Standby generation as a profit center
For healthcare centers, universities, and government facilities, it has been typical to install diesel engine-generator sets as standby generation. They are able to pick up critical elements of the facility electrical load if the utility power goes down. Diesel engines start quickly and, if properly maintained and periodically tested, provide reliable backup power. But what if another approach could supply reliable power not just to cover short-term outages, but could carry a major part of the site load in demand-response service, supplementing central-station power at peak times? Such a solution exists.
Natural Gas Engine-Generators
In a recent presentation at a Technology and Market Assessment Forum conducted by the Energy Solution Center, Aaron Trexler, Waukesha Senior Product Line Manager from GE Power discussed this alternative route. He noted the traditional approach for facilities that require standby power was diesel-fuel powered engine-generator sets.
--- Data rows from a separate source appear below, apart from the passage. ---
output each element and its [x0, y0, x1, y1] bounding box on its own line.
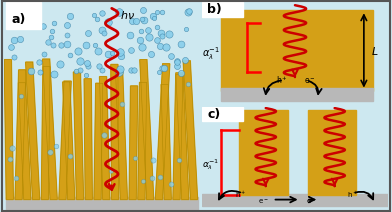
Polygon shape: [59, 81, 71, 199]
Text: h$^+$: h$^+$: [235, 189, 247, 199]
Polygon shape: [129, 86, 138, 199]
Polygon shape: [25, 62, 40, 199]
Polygon shape: [43, 59, 57, 199]
Polygon shape: [183, 61, 198, 199]
Text: e$^-$: e$^-$: [304, 77, 316, 86]
Polygon shape: [140, 60, 154, 199]
Bar: [202, 194, 388, 206]
Text: h$^+$: h$^+$: [276, 75, 288, 86]
Bar: [202, 107, 243, 121]
Polygon shape: [94, 83, 103, 199]
Bar: [239, 110, 287, 195]
Polygon shape: [4, 60, 13, 199]
Polygon shape: [84, 79, 92, 199]
Bar: [220, 10, 373, 91]
Polygon shape: [63, 82, 75, 199]
Polygon shape: [161, 84, 171, 199]
Polygon shape: [111, 64, 119, 199]
Text: a): a): [12, 13, 26, 26]
Polygon shape: [138, 82, 147, 199]
Text: h$^+$: h$^+$: [347, 189, 358, 199]
Bar: [220, 88, 373, 101]
Bar: [308, 110, 356, 195]
Polygon shape: [100, 77, 110, 199]
Bar: [6, 2, 41, 29]
Text: $\alpha_{\lambda}^{-1}$: $\alpha_{\lambda}^{-1}$: [202, 157, 219, 172]
Polygon shape: [15, 70, 26, 199]
Text: $L$: $L$: [371, 45, 379, 57]
Text: e$^-$: e$^-$: [306, 197, 317, 206]
Polygon shape: [155, 64, 170, 199]
Bar: [202, 2, 243, 17]
Polygon shape: [176, 73, 189, 199]
Text: b): b): [207, 3, 222, 17]
Text: e$^-$: e$^-$: [258, 197, 269, 206]
Polygon shape: [42, 67, 50, 199]
Polygon shape: [116, 72, 127, 199]
Text: $h\nu$: $h\nu$: [120, 9, 134, 21]
Polygon shape: [18, 83, 31, 199]
Text: $\alpha_{\lambda}^{-1}$: $\alpha_{\lambda}^{-1}$: [202, 45, 220, 62]
Text: c): c): [207, 108, 221, 121]
Polygon shape: [173, 74, 183, 199]
Bar: [6, 197, 198, 210]
Polygon shape: [73, 72, 83, 199]
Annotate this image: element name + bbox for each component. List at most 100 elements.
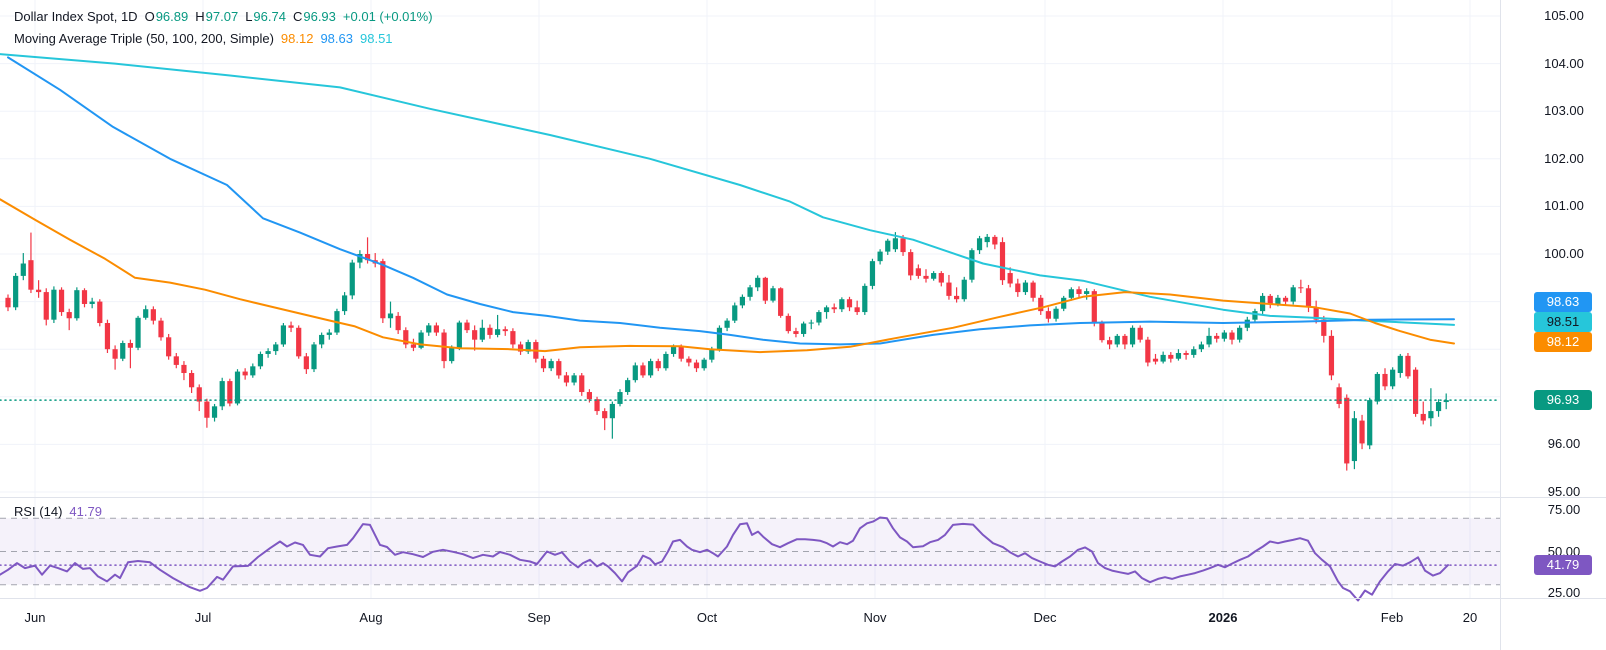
candle-body [357, 254, 363, 263]
candle-body [839, 299, 845, 310]
candle-body [632, 365, 638, 381]
candle-body [1313, 307, 1319, 320]
candle-body [472, 330, 478, 340]
candle-body [1145, 339, 1151, 363]
candle-body [885, 240, 891, 252]
price-tick-label: 100.00 [1544, 246, 1584, 261]
candle-body [1076, 289, 1082, 294]
candle-body [984, 236, 990, 243]
candle-body [395, 315, 401, 331]
symbol-legend[interactable]: Dollar Index Spot, 1D O 96.89 H 97.07 L 96.… [14, 8, 433, 26]
candle-body [808, 322, 814, 324]
price-tick-label: 101.00 [1544, 198, 1584, 214]
candle-body [181, 364, 187, 373]
candle-body [1290, 287, 1296, 302]
candle-body [663, 353, 669, 369]
candle-body [1122, 335, 1128, 345]
candle-body [778, 288, 784, 316]
candle-body [319, 334, 325, 345]
rsi-value: 41.79 [69, 504, 102, 519]
ma50-line [0, 198, 1455, 354]
price-tick-label: 103.00 [1544, 103, 1584, 119]
ma-legend[interactable]: Moving Average Triple (50, 100, 200, Sim… [14, 30, 393, 48]
price-badge: 98.51 [1534, 312, 1592, 332]
candle-body [1390, 369, 1396, 387]
candle-body [135, 317, 141, 348]
candle-body [1435, 402, 1442, 412]
candle-body [189, 373, 195, 388]
candle-body [1267, 295, 1273, 304]
candle-body [1252, 311, 1258, 320]
candle-body [410, 344, 417, 348]
candle-body [456, 322, 462, 348]
candle-body [227, 381, 233, 404]
candle-body [1061, 297, 1067, 309]
candle-body [242, 371, 248, 376]
candle-body [5, 297, 11, 308]
candle-body [1305, 288, 1312, 308]
candle-body [999, 242, 1006, 281]
candle-body [732, 305, 738, 321]
candle-body [36, 289, 42, 293]
candles-layer [5, 232, 1449, 471]
rsi-legend[interactable]: RSI (14) 41.79 [14, 503, 102, 521]
candle-body [709, 349, 715, 360]
candle-body [915, 268, 921, 276]
candle-body [1099, 322, 1105, 341]
candle-body [1214, 335, 1220, 339]
ohlc-open: O 96.89 [144, 9, 189, 24]
time-axis[interactable]: Jun Jul Aug Sep Oct Nov Dec 2026 Feb 20 [0, 598, 1606, 650]
ohlc-close: C 96.93 [292, 9, 336, 24]
candle-body [931, 273, 937, 279]
candle-body [785, 315, 791, 332]
price-badge: 41.79 [1534, 555, 1592, 575]
candle-body [1045, 311, 1051, 319]
candle-body [625, 380, 631, 393]
candle-body [1298, 287, 1304, 289]
candle-body [1413, 369, 1419, 414]
candle-body [387, 313, 394, 319]
candle-body [1091, 291, 1097, 323]
candle-body [793, 331, 799, 334]
candle-body [257, 353, 264, 367]
time-label: Oct [696, 610, 718, 625]
change-value: +0.01 (+0.01%) [342, 9, 433, 24]
candle-body [1191, 349, 1197, 355]
candle-body [342, 295, 348, 312]
price-tick-label: 96.00 [1547, 436, 1581, 452]
candle-body [311, 344, 317, 370]
candle-body [1367, 400, 1373, 446]
price-badge: 98.12 [1534, 332, 1592, 352]
candle-body [1137, 327, 1143, 340]
candle-body [211, 406, 218, 418]
candle-body [816, 312, 822, 323]
symbol-title: Dollar Index Spot, 1D [14, 9, 138, 24]
candle-body [571, 375, 577, 383]
candle-body [517, 344, 524, 352]
candle-body [556, 361, 562, 376]
candle-body [961, 279, 967, 300]
price-tick-label: 95.00 [1547, 484, 1581, 499]
candle-body [877, 251, 883, 262]
candle-body [594, 399, 600, 412]
candle-body [1129, 327, 1136, 345]
ma200-line [0, 53, 1455, 326]
candle-body [364, 254, 371, 261]
candle-body [112, 349, 118, 359]
price-axis[interactable]: 105.00 104.00 103.00 102.00 101.00 100.00 96.0… [1500, 0, 1606, 600]
candle-body [969, 250, 975, 280]
candle-body [296, 327, 302, 357]
candle-body [701, 359, 707, 369]
time-label: Dec [1033, 610, 1057, 625]
candle-body [1328, 335, 1335, 376]
candle-body [273, 344, 279, 352]
ohlc-high: H 97.07 [195, 9, 239, 24]
ma-legend-title: Moving Average Triple (50, 100, 200, Sim… [14, 31, 274, 46]
candle-body [158, 320, 164, 338]
candle-body [449, 347, 455, 362]
candle-body [89, 301, 95, 304]
candle-body [1206, 335, 1212, 345]
time-label: Aug [359, 610, 383, 625]
candle-body [762, 277, 768, 301]
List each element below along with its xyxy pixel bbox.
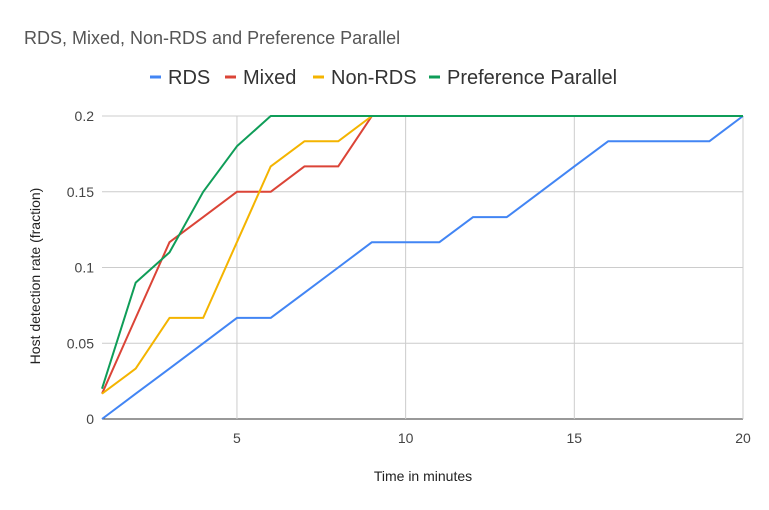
legend-item: Non-RDS	[313, 67, 417, 89]
series-line-rds	[101, 115, 744, 420]
y-tick-label: 0.15	[67, 184, 94, 200]
x-tick-label: 5	[233, 430, 241, 446]
x-axis-title: Time in minutes	[374, 468, 472, 484]
gridlines	[102, 115, 744, 420]
y-axis-title: Host detection rate (fraction)	[27, 188, 43, 365]
chart-title: RDS, Mixed, Non-RDS and Preference Paral…	[24, 28, 400, 48]
legend: RDS Mixed Non-RDS Preference Parallel	[150, 67, 617, 89]
legend-item: Preference Parallel	[429, 67, 617, 89]
y-tick-label: 0.05	[67, 335, 94, 351]
legend-label: Preference Parallel	[447, 67, 617, 89]
series-lines	[101, 115, 744, 420]
y-tick-label: 0	[86, 411, 94, 427]
y-tick-label: 0.2	[75, 108, 95, 124]
series-line-preference-parallel	[101, 115, 743, 390]
legend-item: RDS	[150, 67, 210, 89]
legend-item: Mixed	[225, 67, 296, 89]
y-tick-label: 0.1	[75, 260, 95, 276]
x-axis-ticks: 5 10 15 20	[233, 430, 751, 446]
series-line-non-rds	[101, 115, 743, 395]
x-tick-label: 10	[398, 430, 414, 446]
y-axis-ticks: 0 0.05 0.1 0.15 0.2	[67, 108, 94, 427]
series-line-mixed	[101, 115, 743, 395]
x-tick-label: 20	[735, 430, 751, 446]
x-tick-label: 15	[567, 430, 583, 446]
legend-label: RDS	[168, 67, 210, 89]
legend-label: Mixed	[243, 67, 296, 89]
legend-label: Non-RDS	[331, 67, 417, 89]
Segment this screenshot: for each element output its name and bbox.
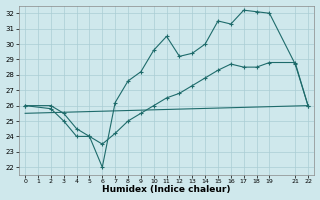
X-axis label: Humidex (Indice chaleur): Humidex (Indice chaleur) [102, 185, 231, 194]
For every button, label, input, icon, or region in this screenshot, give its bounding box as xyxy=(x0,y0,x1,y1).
These are often sized between 500 kW and 3 MW. If properly maintained, they operate reliably for the relatively short hours needed in standby service.
However, Trexler noted, diesel units have their limitations. "They require on-site fuel storage for two or more days of operation, and that fuel has to be kept in good condition. Because of emission restrictions, unless they have significant upgrades for pollution control, they cannot be operated other than in emergency service.
Emission Restrictions on Non-Emergency Diesel
He explained that recent court decisions have confirmed emission restrictions for standby engines used on demand-response applications. "According to the U.S. Court of Appeals for the District of Columbia Circuit, beginning May 2, 2016, engines used for any demand response activity must meet emissions requirements for non-emergency engines. They must be fully compliant. Older engines are not grandfathered — they must be updated. Demand response with diesel just got more expensive, and fast-start natural gas units are a viable alternative."
Trexler suggests as an alternative that institutional and industrial owners should consider these natural gas-fired engine-generator sets such as the Jenbacher and Waukesha models offered by General Electric. "These units not only provide reliable standby power, but can also be used in a demand-response mode, reducing utility demand charges and providing economical site energy for 1,000 hours a year, or more. They are no longer a ‘stranded asset,’ but in effect become a profit center.
Rapid Start Now a Feature
Trexler indicates that at one time natural gas engines couldn’t meet the requirement to carry full load within 15 seconds. This has been overcome. This criterion for rapid startup in emergency situations can now be achieved by many Waukesha and Jenbacher natural gas engines, matching the performance of diesel engines. Qualifying Waukesha sets are available in sizes from 200 kW to 3.6 MW, and Jenbacher sets range from 200 kW to 10.0 MW. "These units are well proven, with over 36,000 units operating in over 170 countries."
Trexler noted the high efficiencies available with today’s natural gas-fired engines, with proven performance levels ranging from 35% to 50%, depending on size and type. "Application of gas-fired engine-generators in combined standby and demand-response service can show a payback as short as two and a half years. If yours is also a potential cogeneration application, it could be even sweeter."
Alternative Gaseous Fuel Options
Several of the GE lines of engine-generator sets are designed to use alternate gaseous fuels such as propane, CNG and LNG. This makes them practical alternatives even when there are no pipeline gas sources. This also fulfills the need when it is a critical standby classification that requires on-site fuel storage.
He noted that conversion of existing diesel engines to dual fuel (diesel+gas) service has some significant limitations. "You’re still using diesel fuel, so there are emission restrictions. Unlike engines designed for natural gas, these conversions do not have pistons, cylinder liners, crevice volumes or bowl configurations designed for gas. Their efficiency and reliability suffers. Our gas engines are designed to combust air/fuel in such a way to extract the maximum amount of power. The same cannot be said of today’s dual fuel engines."
Striking Fuel Cost Comparison
Additionally, Trexler pointed out the fuel economies with natural gas as compared with diesel. He indicated that with diesel at $1.88/gallon, the fuel cost would be $14.56/MMBtu, compared with natural gas at $2/MMBtu. "This would result in a diesel-only fuel cost for electricity of $131/MWHr versus $24/MWHr with pipeline natural gas."
He states that the cost of a natural gas-fired unit would typically be about 50% more expensive that a standby-only diesel. However, if the gas unit operates for 2,500 hours per year in demand-response mode, the project payoff is 2.5 years. This assumes no cogeneration application. There is no payoff for the diesel unit, because it can only operate in standby situations.
Quieter and Cleaner
Other advantages of gas engines include the fact that they are significantly quieter than diesel units. According to Trexler, the difference can be as high as 20 dB. Gas units on pipeline have no limitation on operating hours, and require relatively inexpensive emission controls as compared with diesel. He indicates the diesel unit will require five to ten times more expensive emission controls.
Now that the rapid-start issue has been overcome, for most institutional owners the choice of natural gas engines for combined standby and demand-response service is obvious. It’s the way for your standby system to pay its way. When you are installing standby power, keep this option in front of you.